Двадцать седьмое февраля

 

 

 

94

 

В ночь на 27-е Государя не тревожили новыми сведениями из Петрограда, так что он покойно спал, как обычно.

Первая тревога была — утром доложенная дворцовым комендантом Воейковым вчерашняя вечерняя телеграмма Протопопова. Верней, и она была не такой уж тревожной: сообщала, что почти весь прошлый день порядок в Петрограде не нарушался. Только к концу дня пришлось рассеивать скопища, сперва холостыми патронами, но толпа бросала в войска каменья, куски льда — и пришлось прибегнуть к боевым патронам, так что оказались и убитые. И все толпы были рассеяны, хотя отдельные участники беспорядков обстреливали воинские разъезды из-за углов. Войска действовали ревностно. Лишь 4-я рота Павловского полка совершила самостоятельный выход. (Непонятное выражение: какой выход? куда? зачем? Самостоятельное выдвижение без приказа свыше? Невоенный термин). Но большой успех у Охранного отделения: арестовано свыше 140 партийных деятелей. (Даже грандиозно, тогда всё и подавлено?) Контроль над хлебом и мукой установлен. С понедельника ожидается возврат части рабочих на заводы.

А в Москве — так и вообще всё время спокойно.

Нет, ничего серьёзного.

Протопопов — счастливая находка. Какой деятельный, неутомимый, находчивый, сколько идей выдвинул за свои немногие министерские месяцы. Правда, по связанности общего положения мало что мог осуществить. И как его любит Аликс! Да просто не бывало ещё такого удачного министра. Большое облегчение, что он сейчас там, на этом посту, — он не упустит сделать всё, что нужно, и душевно поддержит Аликс.

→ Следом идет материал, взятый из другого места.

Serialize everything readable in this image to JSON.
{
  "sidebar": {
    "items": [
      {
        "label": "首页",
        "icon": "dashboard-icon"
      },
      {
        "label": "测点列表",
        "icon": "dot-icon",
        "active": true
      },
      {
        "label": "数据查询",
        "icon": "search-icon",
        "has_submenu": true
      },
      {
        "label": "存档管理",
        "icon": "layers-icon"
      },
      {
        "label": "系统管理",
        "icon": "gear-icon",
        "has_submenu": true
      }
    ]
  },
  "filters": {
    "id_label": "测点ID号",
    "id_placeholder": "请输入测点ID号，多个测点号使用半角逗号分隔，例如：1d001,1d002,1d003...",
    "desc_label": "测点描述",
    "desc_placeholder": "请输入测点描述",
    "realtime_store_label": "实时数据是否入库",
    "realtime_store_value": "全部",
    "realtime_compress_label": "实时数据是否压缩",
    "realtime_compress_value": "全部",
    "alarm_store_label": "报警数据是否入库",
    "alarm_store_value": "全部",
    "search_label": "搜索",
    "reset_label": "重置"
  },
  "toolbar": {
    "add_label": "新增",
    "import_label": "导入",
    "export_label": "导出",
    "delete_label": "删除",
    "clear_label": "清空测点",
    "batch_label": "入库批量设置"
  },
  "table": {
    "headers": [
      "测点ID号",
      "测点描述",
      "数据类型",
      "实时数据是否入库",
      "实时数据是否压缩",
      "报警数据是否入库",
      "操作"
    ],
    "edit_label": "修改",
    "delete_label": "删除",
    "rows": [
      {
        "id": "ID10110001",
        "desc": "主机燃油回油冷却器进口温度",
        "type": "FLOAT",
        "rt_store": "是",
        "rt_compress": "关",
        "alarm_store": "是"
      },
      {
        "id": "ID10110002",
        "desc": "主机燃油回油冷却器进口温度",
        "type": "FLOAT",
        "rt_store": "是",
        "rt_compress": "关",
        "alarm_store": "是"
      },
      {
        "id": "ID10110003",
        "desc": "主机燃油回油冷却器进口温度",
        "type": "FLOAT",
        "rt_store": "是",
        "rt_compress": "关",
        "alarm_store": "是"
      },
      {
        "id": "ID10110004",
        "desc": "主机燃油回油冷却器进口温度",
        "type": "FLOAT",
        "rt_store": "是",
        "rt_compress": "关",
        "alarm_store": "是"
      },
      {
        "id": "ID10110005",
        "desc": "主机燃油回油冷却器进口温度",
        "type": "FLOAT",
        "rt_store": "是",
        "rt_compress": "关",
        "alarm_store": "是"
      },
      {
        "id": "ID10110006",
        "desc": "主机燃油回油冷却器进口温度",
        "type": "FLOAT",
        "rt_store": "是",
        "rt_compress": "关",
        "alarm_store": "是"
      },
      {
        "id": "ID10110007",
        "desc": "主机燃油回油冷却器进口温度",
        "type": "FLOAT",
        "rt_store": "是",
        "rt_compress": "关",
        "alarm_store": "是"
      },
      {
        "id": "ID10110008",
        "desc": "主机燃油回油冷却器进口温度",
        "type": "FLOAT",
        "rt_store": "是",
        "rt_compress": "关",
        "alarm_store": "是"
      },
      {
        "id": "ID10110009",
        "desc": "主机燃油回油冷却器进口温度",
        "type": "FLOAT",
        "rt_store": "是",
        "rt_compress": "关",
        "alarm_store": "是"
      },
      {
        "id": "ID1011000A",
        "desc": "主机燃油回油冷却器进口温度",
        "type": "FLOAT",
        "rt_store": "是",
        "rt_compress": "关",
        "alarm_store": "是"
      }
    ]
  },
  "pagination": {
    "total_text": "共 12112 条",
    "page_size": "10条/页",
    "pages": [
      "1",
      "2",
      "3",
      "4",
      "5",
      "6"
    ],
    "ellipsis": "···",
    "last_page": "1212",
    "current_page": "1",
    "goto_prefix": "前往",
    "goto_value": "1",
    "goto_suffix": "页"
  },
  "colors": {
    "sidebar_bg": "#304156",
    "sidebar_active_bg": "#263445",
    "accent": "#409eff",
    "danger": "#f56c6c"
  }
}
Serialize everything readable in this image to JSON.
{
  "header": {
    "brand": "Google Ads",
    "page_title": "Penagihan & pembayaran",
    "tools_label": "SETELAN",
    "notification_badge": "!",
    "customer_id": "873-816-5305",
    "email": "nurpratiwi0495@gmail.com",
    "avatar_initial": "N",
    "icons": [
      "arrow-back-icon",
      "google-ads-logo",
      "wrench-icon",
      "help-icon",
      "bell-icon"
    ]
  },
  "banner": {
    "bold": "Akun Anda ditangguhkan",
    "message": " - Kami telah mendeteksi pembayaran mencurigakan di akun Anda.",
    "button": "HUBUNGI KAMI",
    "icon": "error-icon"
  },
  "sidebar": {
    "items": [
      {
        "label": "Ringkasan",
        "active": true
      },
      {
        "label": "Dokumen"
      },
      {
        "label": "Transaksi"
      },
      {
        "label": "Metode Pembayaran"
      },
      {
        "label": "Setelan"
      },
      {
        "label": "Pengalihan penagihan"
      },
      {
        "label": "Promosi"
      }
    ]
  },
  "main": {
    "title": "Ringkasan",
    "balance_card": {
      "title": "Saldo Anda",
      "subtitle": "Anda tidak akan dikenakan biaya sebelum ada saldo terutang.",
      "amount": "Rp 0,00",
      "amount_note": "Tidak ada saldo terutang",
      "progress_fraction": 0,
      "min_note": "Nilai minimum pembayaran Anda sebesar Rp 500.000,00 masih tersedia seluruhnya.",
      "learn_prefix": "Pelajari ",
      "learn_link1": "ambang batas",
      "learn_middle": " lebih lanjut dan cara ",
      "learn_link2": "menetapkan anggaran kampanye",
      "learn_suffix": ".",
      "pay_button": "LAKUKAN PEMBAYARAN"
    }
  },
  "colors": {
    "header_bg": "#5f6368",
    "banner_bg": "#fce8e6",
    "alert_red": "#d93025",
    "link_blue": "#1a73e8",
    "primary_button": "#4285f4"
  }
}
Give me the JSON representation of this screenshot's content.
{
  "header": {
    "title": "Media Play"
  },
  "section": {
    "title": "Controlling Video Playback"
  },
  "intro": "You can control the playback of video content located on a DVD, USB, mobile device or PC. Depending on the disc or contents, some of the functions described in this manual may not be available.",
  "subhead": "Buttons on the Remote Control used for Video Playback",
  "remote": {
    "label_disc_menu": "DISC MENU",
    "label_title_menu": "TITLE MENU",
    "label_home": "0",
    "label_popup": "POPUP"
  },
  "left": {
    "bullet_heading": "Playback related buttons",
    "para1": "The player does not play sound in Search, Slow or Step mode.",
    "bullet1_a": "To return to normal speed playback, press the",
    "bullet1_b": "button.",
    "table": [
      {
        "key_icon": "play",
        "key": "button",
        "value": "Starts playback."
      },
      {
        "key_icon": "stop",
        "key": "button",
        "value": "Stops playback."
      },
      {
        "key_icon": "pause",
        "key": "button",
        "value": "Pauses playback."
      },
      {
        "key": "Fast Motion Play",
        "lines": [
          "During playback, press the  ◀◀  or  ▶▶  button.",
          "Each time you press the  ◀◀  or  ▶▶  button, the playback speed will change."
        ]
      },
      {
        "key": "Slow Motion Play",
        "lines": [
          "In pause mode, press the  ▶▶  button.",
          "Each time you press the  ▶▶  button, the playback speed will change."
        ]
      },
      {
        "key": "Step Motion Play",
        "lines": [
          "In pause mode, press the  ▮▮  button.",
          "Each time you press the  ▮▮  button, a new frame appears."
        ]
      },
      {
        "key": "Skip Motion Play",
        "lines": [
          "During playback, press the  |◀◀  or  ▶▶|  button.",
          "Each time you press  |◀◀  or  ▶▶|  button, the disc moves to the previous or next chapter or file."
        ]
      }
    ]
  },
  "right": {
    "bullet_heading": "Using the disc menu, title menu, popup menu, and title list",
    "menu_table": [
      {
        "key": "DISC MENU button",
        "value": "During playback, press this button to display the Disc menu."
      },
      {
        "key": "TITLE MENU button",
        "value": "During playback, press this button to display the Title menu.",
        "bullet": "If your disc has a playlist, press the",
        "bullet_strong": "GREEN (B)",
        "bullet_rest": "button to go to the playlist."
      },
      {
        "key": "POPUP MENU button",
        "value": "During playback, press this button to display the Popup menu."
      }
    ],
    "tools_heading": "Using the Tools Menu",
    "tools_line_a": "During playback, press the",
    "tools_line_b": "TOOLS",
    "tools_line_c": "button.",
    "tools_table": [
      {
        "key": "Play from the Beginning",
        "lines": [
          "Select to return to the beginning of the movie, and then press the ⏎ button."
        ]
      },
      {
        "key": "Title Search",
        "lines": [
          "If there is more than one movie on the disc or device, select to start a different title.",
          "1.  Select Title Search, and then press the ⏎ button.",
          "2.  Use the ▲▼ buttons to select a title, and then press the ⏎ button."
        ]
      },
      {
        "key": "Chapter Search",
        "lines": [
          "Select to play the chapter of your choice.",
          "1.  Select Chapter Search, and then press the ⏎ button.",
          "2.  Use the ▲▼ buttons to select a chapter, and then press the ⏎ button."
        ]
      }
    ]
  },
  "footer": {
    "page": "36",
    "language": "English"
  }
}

Его телеграмма — скорее успокоительная. Только что это за самостоятельный выход павловцев? Не совершили ли они чего-нибудь недостойного? — и как тогда Павловский полк отмоет свой позор?

И каменья толпы в войска?.. Представить нельзя.

После раннего завтрака собирался Государь идти выслушивать доклад Алексеева — тут поднёс ему штабной офицер две телеграммы.

Одна была — от князя Голицына, поданная сегодня в 2 часа ночи. Что с сего числа, как и даны были ему полномочия, занятия Думы и Государственного Совета прерваны до апреля месяца.

Вот и хорошо. Во время беспорядков Думе лучше не действовать. Она-то всю обстановку и раскаляет. Удивительное сборище! — не просто врагов трона, но врагов Российского государства: во время войны шатают, взрывают, не считаются ни с чем.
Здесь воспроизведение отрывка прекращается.